How extreme, you ask? When it comes to the femme fatale, this femme is most unapologetically and unrepentantly fatal. Jane Greer's character, Kathie, is not fundamentally different from other female villains of this type, but her depth of badness is almost unrivaled in all of English-language cinema, except perhaps Sharon Stone in "Basic Instinct." Her power comes as much from her beauty as from the purity of her evil. It's so delicious as to be revolutionary. (One of these days I have to write something about the importance of bad women.)
And then the complex plot. The highly stylized dialog is faithful to the hard-boild pulp tradition but a tad more dense than average, perhaps even more so than "The Maltese Falcon" or "Double Indemnity." Plotwise it is more elegant and, although complex, more logical and believable than the aforementioned two classics. I felt a happy tingle down my spine when Robert Mitchum's Bailey muttered to himself in the taxi, "It's a frame." The merciless pacing nearly broke my neck. Plotting is a lost art in modern American cinema. I have not seen anything on par with this plot since "LA Confidential." (Sorry Rian Johnson. Your mysteries are but child's play in comparison.)
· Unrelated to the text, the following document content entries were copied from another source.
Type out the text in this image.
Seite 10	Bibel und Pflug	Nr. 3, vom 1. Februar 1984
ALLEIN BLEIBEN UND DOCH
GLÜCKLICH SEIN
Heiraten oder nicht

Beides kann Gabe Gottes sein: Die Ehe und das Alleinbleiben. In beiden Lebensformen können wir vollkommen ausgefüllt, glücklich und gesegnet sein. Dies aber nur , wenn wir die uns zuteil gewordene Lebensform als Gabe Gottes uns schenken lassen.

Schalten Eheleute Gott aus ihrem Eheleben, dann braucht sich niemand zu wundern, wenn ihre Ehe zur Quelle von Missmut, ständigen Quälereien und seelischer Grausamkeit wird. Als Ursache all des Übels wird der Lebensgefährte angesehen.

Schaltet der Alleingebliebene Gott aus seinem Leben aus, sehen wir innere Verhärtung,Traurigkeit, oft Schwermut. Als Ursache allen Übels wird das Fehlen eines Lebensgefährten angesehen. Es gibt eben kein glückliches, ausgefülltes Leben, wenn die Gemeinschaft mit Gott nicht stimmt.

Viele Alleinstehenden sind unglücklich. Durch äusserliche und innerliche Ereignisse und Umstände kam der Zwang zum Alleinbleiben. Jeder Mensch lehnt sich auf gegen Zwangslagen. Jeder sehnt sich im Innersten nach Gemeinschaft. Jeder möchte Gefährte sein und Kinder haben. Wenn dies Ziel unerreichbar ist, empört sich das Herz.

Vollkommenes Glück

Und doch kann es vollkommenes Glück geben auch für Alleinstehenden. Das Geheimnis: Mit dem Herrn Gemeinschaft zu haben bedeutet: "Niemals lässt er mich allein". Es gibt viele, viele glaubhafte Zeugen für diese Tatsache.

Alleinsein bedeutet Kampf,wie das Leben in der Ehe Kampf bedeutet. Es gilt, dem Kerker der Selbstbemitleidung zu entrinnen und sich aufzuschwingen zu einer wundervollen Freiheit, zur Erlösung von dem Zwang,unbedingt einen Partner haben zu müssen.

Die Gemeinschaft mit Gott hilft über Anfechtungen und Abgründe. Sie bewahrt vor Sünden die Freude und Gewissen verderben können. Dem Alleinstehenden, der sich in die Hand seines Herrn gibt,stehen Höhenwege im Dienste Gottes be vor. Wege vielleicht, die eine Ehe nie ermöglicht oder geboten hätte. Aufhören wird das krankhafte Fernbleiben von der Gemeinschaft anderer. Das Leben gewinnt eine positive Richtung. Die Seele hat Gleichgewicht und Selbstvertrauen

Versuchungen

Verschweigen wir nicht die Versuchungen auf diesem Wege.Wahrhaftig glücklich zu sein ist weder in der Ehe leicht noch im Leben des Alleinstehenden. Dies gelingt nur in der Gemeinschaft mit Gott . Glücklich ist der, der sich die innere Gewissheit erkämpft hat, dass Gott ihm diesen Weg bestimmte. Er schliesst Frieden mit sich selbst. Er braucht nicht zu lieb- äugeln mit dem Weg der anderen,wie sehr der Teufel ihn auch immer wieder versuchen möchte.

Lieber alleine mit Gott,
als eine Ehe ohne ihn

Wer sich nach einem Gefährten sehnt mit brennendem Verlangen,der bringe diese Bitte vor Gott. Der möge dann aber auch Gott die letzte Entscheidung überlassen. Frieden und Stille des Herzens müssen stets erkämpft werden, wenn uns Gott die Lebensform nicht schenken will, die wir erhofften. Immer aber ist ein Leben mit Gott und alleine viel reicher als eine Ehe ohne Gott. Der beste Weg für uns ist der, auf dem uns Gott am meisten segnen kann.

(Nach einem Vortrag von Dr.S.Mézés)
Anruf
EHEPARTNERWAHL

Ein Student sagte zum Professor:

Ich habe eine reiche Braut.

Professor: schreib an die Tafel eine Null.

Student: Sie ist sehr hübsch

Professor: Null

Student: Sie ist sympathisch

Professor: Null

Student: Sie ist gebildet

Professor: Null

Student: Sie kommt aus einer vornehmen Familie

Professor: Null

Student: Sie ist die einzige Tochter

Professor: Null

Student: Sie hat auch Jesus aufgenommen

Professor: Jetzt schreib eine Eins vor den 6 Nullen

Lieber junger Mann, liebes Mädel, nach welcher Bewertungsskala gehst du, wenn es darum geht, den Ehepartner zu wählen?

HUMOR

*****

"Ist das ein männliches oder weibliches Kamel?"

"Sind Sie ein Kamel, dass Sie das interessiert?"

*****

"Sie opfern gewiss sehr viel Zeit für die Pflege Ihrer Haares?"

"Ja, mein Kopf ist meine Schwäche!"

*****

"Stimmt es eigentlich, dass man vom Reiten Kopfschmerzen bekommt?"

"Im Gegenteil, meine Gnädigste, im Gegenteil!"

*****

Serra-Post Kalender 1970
Finally, there's the cinematography. I expected the typical shadows and lights, but I did not expect them to be toyed to this extent. The night scenes and the day scenes; the indoor scenes and the outdoor scenes. Every scene is ever so slightly more stylish and more intense than the best noir I have seen. I had to pause the streaming to check that it was indeed made in the 1940s, because it is so full of expressionist images that I thought surely it had to be a decade or two later. The images feel meta; they feel like a distillation of the very best techniques in all film noir, years after the entire treasure trove has been savored, digested, and transformed.
I grew up on Raymond Chandler, who, despite his glorious prose, is too sentimental. This I have to admit at my crusty old age. "Out of the Past" is nearly entirely unsentimental about human lust and greed, but it does not work too hard to be performatively cynical, either. Nobody is a patsy, not really, which distinguishes itself from Dashiell Hammett's tendencies. Every time the plot appears to drift dangerously into a genre convention, the scene cuts away on the cusp of cliche. The only discordant note was Bailey's non-femme-fatale girlfriend Ann, who threatens to ruin the movie's realism with small-town American wholesomeness ... or so I thought. The ending, however, completely subverted my expectation and wrapped up the movie's ultimate perfection.